Меж двумя окнами стояла большая кровать со стойками под паланкин, однако же без оного, которую бабка Зинаида почему-то изволила именовать полатями. Было заметно, что изначально эта комната вообще под спальню не планировалась, и безвкусное смешивание здесь предметов мебели различного назначение было ни чем иным, как позднейшим решением овдовевшей хозяйки, стремящейся по возможности сузить ареал своего обитания. Быть может, в других частях дома ей мерещился призрак сгинувшего мужа, или, того хуже, убиенной ими семьи? Мне стало понятно нежелание товарки Алеянц переступать порог этого дома, хоть я и относился с некоторым скепсисом ко всякого рода суевериям и людским предрассудкам. Что ж, у каждого человека – собственные взгляды на такие вещи, и взгляды эти надобно уважать, даже если они разительно отличаются от наших собственных.

Но приковала мое внимание в этой комнате вовсе не трухлявая ее обстановка, которую я лишь окинул беглым взглядом, и даже не поставленная здесь не к месту кровать, а лежащая на ней фигура. Даже в том скупом свечном свете, что проникал сюда из соседнего помещения, я смог различить человека, забившегося в самый дальний угол огромного ложа и съежившегося там от страха и боли.

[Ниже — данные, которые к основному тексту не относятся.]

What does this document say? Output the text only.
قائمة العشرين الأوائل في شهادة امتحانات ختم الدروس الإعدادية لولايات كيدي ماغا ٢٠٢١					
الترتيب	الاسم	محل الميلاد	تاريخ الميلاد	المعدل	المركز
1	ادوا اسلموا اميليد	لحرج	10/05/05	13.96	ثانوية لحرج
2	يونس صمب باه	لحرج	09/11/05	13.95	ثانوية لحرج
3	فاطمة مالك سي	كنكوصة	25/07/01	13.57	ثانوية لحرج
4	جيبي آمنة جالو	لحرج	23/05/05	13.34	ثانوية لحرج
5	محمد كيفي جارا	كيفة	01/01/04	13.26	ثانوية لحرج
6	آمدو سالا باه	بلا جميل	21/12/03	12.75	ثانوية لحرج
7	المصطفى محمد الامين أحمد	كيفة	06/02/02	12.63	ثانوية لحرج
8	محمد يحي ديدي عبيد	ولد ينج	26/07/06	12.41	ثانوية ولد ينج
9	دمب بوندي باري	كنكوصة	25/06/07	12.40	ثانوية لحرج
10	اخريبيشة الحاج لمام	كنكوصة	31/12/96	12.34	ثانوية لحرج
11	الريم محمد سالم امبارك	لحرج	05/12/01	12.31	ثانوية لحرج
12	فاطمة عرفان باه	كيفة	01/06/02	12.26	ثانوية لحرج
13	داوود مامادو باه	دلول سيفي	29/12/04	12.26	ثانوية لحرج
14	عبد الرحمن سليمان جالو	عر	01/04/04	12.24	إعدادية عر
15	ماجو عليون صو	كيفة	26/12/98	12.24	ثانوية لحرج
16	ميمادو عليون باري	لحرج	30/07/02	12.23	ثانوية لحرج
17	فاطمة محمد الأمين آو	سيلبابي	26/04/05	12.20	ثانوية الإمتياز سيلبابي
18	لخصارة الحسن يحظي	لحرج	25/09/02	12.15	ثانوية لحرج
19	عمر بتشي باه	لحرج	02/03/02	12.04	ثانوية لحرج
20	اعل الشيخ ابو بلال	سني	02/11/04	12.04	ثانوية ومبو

На фоне кроватных просторов его фигура казалась столь маленькой, несерьезной и несчастной, что мне на долю секунды стало жаль несчастного, словно безобидного котенка, сломавшего когти о мерзлую землю и трясущегося теперь на теплой крышке канализационного люка.

Подумав, что для плодотворной беседы мне необходимо видеть лицо моего визави, я метнулся назад, в первую комнату и вернулся через секунду со свечой в тяжелом подсвечнике, которую взял в красном углу. Напоминая сам себе средневекового рыцаря в мрачном замке, я торжественно прошествовал со своим канделябром через комнату и склонился над раненым, чье лицо в свете свечи мог теперь видеть достаточно отчетливо.

Это был худой, почти изможденный человек с впалыми щеками и лиловыми полукольцами сухой дряблой кожи вокруг глубоко посаженных, похожих на ямы глаз. Возраст было невозможно определить из-за густой, всклокоченной растительности на лице, начинающейся, похоже, от самой груди и покрывающей всю шею и лицо человека, кроме глаз, лба да малиновых, говорящих о начавшейся горячке, губ. Человек тяжело дышал, обеими руками держась за разодранный в схватке с волком бок: меж бледных, судорожно сцепленных друг с другом пальцев проступала кровь. Он, видимо, пытался укрыться, что было видно по запутавшемуся у него в ногах дурно пахнущему одеялу, но, судя по всему, оставил попытки из-за нарастающей слабости. Ворот рубахи он, однако, все же сумел разорвать, в тщетных потугах добыть себе воздуха. Раненый, должно быть, потерял уже довольно много крови, но все же не столько, чтобы лишиться сознания, – мало того, взгляд его блестящих глаз был осмысленным и, как мне почему-то показалось, даже несколько насмешливым.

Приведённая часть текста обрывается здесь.